The analysis involved HIV-positive and negative men older than 39 in the Baltimore group of the Multicenter AIDS Cohort Study (MACS), an ongoing comparison of HIV-positive men who have sex with men (MSM) and MSM at risk of HIV infection. The researchers assessed resting metabolic rate cross-sectionally in 2015 and 2016 by indirect calorimetry. They explored the association between HIV status and resting metabolic rate in a linear regression model adjusted for age, body mass index, and DXA-measured percent body fat.
 
The 40 HIV-positive men were significantly younger than 35 HIV-negative men--average 58.5 versus 64.5 years (P < 0.01)--and included a significantly higher proportion of blacks (57.5% versus 22.9% (P < 0.01). There was a trend to lower extremity fat in the men with HIV (11.6 versus 13.3 kg, P = 0.18), and men with HIV had significantly lower estimated glomerular filtration rate (eGFR, 79.7 versus 90.3 mL/min, P = 0.04). Most men with HIV, 93%, had an undetectable viral load.
 
In an unadjusted analysis, resting metabolic rate was nonsignificantly higher in the HIV group (1748 versus 1668 kcal/day, P = 0.20). Multivariable regression analysis determined that HIV was associated with a 66 kcal/day higher resting metabolic rate, but that association fell short of statistical significance (P = 0.17).
 
When the researchers eliminated age from the model, HIV was significantly associated with an 86.7 kcal/day higher resting metabolic rate (P = 0.05). Other variables independently linked to higher resting metabolic rate in this model were lean mass (coefficient 17.1, P < 0.01), fat mass (coefficient 5.9, P = 0.04), diabetes (coefficient 117.7, P = 0.04), and eGFR (coefficient 2.4, P = 0.02). The Hopkins team calculated that a nondiabetic 60-year-old HIV-positive man with the same lean mass, fat mass, and eGFR as a nondiabetic 60-year-old HIV-negative man would have a 187 kcal/day higher resting metabolic rate.
 
The researchers concluded that "HIV appears to attenuate the age-related decline in resting metabolic rate" and that metabolic comorbidities like diabetes and impaired kidney function exacerbate that HIV effect.

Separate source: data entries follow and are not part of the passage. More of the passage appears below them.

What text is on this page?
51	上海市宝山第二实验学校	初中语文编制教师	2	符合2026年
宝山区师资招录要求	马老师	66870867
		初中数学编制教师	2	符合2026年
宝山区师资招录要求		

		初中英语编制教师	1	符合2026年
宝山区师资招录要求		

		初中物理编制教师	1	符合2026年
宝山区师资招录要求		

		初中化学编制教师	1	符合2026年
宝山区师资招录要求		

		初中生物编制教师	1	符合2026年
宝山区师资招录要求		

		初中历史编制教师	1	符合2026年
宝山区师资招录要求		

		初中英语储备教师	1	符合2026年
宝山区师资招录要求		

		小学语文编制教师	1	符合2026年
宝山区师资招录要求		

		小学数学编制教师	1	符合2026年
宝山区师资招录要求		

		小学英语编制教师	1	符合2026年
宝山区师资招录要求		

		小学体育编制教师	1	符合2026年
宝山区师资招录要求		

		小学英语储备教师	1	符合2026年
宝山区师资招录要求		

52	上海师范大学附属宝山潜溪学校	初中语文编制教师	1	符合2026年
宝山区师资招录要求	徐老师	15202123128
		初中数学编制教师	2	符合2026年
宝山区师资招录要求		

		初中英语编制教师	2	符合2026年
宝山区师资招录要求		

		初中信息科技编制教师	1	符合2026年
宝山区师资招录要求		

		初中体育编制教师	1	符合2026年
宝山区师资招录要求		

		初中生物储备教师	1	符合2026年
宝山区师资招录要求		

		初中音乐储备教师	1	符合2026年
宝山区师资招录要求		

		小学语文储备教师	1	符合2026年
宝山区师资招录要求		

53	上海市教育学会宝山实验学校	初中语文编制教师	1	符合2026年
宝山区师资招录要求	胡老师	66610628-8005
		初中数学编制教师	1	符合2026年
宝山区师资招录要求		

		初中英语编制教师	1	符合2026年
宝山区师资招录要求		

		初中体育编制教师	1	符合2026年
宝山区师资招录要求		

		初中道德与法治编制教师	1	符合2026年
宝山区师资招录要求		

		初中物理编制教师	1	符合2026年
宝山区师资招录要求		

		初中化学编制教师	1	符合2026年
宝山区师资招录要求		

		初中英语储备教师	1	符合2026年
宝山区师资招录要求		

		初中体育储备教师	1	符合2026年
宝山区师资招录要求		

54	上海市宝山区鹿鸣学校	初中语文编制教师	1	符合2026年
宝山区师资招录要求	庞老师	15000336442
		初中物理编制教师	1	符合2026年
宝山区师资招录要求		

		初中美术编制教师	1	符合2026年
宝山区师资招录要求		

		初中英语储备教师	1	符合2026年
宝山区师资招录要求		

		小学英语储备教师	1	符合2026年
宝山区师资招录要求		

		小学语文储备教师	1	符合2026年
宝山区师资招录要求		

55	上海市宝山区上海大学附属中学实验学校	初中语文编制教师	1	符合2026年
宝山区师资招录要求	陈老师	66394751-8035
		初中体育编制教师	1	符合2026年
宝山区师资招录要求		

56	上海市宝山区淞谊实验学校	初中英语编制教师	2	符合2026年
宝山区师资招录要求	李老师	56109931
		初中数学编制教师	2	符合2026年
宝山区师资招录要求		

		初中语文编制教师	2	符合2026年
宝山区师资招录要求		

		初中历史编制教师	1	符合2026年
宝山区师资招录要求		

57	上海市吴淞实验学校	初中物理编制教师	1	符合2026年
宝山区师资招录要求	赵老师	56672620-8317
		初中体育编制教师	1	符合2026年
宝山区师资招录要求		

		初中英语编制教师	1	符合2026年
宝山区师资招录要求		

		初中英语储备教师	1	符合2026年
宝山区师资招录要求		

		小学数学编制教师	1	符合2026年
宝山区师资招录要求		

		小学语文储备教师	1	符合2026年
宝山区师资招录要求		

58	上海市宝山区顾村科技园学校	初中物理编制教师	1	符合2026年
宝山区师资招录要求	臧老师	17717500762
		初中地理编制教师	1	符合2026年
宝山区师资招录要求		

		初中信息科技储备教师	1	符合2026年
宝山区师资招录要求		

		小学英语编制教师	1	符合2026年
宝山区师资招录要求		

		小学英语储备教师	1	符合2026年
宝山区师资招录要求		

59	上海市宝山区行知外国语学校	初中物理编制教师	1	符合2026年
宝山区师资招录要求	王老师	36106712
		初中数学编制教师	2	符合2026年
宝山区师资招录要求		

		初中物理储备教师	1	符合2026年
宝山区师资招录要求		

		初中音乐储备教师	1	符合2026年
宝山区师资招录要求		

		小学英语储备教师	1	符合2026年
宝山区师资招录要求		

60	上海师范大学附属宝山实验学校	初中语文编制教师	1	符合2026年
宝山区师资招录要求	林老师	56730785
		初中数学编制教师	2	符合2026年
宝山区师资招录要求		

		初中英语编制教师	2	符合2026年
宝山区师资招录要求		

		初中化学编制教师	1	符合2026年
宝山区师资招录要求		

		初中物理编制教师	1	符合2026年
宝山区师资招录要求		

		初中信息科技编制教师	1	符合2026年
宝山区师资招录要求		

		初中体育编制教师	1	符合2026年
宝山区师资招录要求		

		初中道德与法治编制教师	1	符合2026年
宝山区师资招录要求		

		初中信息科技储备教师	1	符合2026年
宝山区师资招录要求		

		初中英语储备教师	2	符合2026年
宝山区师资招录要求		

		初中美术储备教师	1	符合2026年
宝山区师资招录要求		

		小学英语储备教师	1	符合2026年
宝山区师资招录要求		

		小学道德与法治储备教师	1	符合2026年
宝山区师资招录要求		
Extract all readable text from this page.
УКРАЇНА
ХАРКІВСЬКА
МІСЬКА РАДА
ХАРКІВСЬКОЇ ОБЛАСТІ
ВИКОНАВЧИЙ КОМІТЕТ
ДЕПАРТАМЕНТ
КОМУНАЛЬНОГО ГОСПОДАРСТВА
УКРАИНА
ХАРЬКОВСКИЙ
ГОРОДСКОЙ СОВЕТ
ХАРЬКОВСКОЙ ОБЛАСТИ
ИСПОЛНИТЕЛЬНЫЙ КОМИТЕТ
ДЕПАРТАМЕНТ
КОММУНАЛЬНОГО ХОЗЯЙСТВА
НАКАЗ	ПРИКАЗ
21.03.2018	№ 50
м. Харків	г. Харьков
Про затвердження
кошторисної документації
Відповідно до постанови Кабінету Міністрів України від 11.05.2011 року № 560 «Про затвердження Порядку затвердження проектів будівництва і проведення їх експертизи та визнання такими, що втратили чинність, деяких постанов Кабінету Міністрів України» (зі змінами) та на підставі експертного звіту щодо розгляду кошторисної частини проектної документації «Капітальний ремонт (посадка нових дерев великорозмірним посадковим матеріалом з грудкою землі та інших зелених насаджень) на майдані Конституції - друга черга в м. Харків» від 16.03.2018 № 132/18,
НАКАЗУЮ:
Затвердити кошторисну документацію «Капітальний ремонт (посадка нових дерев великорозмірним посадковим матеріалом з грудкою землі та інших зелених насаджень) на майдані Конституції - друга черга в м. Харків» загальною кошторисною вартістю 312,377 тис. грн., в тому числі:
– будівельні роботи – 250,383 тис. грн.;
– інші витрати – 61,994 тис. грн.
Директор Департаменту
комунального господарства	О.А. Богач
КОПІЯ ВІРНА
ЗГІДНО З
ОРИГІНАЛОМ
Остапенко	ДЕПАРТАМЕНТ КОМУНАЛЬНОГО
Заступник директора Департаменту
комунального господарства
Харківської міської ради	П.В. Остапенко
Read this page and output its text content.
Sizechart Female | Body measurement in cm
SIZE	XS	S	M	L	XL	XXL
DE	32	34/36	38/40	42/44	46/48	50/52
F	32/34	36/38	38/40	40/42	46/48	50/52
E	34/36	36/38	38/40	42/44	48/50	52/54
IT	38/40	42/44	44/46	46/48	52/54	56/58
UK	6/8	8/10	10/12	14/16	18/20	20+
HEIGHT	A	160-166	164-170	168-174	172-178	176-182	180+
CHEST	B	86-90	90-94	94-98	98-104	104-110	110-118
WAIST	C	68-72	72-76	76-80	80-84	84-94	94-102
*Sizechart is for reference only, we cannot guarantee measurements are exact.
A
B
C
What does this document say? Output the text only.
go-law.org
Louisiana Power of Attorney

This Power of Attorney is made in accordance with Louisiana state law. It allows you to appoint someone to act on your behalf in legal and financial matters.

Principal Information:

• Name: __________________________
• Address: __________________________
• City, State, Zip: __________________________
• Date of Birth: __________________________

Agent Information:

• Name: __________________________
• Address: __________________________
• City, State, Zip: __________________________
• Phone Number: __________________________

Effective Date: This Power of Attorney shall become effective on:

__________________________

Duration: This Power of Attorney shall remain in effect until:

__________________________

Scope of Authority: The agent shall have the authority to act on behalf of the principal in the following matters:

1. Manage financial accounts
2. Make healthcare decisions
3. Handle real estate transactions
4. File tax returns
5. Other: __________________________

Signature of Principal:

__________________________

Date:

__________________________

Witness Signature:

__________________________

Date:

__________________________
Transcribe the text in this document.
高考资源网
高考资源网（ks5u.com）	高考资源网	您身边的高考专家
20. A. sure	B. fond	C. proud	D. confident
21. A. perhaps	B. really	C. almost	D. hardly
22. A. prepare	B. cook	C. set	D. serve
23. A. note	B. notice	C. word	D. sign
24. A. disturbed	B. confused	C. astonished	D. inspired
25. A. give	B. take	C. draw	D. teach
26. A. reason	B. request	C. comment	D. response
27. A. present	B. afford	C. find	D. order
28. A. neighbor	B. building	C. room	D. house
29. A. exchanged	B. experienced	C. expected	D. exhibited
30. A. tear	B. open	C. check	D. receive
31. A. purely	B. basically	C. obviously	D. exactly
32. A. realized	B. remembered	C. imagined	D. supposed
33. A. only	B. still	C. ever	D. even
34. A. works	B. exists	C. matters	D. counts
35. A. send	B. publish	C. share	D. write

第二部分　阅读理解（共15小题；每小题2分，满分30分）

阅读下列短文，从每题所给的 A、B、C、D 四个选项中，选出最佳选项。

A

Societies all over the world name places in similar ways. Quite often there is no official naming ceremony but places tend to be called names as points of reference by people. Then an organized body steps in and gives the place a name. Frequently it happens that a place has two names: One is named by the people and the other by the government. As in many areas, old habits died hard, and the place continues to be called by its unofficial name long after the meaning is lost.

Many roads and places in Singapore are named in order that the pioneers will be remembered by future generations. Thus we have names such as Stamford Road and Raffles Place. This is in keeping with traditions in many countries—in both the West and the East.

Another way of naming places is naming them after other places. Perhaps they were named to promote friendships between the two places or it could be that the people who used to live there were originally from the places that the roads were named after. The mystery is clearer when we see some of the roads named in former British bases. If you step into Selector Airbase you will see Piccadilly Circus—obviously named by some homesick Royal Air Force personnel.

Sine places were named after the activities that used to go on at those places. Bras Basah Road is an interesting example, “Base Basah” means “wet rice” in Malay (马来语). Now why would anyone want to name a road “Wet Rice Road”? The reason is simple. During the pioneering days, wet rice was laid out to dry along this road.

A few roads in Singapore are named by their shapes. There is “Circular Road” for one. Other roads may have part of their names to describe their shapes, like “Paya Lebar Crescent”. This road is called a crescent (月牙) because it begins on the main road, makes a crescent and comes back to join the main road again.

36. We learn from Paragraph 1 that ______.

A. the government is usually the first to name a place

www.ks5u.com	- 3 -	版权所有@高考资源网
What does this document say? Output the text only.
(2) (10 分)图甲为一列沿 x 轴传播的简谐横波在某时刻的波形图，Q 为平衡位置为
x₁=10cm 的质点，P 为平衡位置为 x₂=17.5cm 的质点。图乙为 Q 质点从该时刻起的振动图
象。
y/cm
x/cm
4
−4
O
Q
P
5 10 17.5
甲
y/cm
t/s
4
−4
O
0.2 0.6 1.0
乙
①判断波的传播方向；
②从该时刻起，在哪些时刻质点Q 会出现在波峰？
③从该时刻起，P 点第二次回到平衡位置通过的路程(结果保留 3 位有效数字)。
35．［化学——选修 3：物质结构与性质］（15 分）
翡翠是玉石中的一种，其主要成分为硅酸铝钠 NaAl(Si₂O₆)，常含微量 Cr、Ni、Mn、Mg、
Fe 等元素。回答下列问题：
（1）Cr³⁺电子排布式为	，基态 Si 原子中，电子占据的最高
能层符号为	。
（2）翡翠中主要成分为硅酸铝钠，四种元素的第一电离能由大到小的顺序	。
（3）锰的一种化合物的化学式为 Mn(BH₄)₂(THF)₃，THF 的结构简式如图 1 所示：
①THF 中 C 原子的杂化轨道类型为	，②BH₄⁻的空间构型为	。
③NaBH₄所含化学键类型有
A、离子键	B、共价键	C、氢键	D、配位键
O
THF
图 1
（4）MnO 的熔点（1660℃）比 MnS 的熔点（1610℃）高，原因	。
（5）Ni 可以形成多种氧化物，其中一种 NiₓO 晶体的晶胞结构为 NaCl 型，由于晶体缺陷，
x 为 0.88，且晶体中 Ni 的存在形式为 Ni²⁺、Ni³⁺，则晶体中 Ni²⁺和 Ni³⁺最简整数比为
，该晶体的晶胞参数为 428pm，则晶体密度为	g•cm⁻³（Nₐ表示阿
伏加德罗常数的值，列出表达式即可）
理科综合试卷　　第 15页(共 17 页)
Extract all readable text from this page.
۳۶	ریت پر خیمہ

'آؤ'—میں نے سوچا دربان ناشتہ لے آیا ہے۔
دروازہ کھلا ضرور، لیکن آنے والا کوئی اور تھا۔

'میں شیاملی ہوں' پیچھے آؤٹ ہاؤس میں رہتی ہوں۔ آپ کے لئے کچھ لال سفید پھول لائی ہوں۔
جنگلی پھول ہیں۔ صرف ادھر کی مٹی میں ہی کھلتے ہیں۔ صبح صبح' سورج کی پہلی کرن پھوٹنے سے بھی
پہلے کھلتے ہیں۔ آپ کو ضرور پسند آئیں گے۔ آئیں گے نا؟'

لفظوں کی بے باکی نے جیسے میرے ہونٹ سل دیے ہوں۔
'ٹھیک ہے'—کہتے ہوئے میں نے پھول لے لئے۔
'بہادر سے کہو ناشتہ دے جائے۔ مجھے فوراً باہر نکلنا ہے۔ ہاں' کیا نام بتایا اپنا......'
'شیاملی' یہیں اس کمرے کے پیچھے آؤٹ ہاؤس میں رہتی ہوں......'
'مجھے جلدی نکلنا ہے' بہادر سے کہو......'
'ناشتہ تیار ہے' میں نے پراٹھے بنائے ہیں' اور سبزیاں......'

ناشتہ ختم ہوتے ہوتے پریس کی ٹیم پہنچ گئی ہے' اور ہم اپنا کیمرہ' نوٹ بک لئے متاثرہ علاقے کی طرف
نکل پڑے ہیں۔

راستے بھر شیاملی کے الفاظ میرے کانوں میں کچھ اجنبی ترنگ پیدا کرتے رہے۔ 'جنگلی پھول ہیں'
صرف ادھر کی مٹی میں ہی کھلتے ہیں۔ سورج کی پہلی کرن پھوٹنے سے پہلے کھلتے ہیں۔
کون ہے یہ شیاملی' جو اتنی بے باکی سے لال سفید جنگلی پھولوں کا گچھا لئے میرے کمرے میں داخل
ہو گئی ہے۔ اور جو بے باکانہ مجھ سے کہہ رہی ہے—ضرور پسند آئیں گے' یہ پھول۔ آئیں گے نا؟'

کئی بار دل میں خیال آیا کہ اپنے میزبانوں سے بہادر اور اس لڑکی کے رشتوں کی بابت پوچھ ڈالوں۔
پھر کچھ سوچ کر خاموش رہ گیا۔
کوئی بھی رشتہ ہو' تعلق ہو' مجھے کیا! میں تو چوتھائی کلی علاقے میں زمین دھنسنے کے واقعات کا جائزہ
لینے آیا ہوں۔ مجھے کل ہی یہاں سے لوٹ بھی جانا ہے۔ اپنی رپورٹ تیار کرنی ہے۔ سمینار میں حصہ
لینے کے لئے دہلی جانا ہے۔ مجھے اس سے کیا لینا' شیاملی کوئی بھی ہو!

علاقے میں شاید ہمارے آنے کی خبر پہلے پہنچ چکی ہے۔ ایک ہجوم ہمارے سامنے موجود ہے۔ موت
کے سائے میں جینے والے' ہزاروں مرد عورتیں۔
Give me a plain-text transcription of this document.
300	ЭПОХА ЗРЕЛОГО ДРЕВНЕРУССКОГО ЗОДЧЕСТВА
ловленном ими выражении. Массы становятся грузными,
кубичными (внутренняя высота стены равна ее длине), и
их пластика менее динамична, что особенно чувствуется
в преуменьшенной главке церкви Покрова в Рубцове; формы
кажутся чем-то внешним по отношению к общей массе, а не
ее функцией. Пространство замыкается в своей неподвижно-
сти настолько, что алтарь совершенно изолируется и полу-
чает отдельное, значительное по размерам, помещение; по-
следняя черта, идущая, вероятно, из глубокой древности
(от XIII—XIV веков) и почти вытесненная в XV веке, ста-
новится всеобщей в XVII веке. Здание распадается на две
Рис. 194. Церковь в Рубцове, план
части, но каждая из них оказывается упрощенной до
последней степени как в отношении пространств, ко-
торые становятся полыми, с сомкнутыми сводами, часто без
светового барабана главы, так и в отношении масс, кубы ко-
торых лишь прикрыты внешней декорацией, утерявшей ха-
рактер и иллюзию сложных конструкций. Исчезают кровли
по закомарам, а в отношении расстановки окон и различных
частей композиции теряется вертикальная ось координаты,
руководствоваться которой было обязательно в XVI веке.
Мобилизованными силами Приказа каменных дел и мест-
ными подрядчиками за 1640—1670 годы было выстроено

The researchers suggested that the higher resting metabolic rate in virologically suppressed men with HIV than in HIV-negative men "may be a compensation for the residual inflammation and greater comorbidity burden" in aging men with HIV.
 
Reference
 
1. Schrack J, Brown T, Ferrucci L, Margolick J. HIV infection attenuates the age associated slowing of resting metabolic rate. 7th International Workshop on HIV and Aging, September 26-27, 2016, Washington, DC. Abstract 2.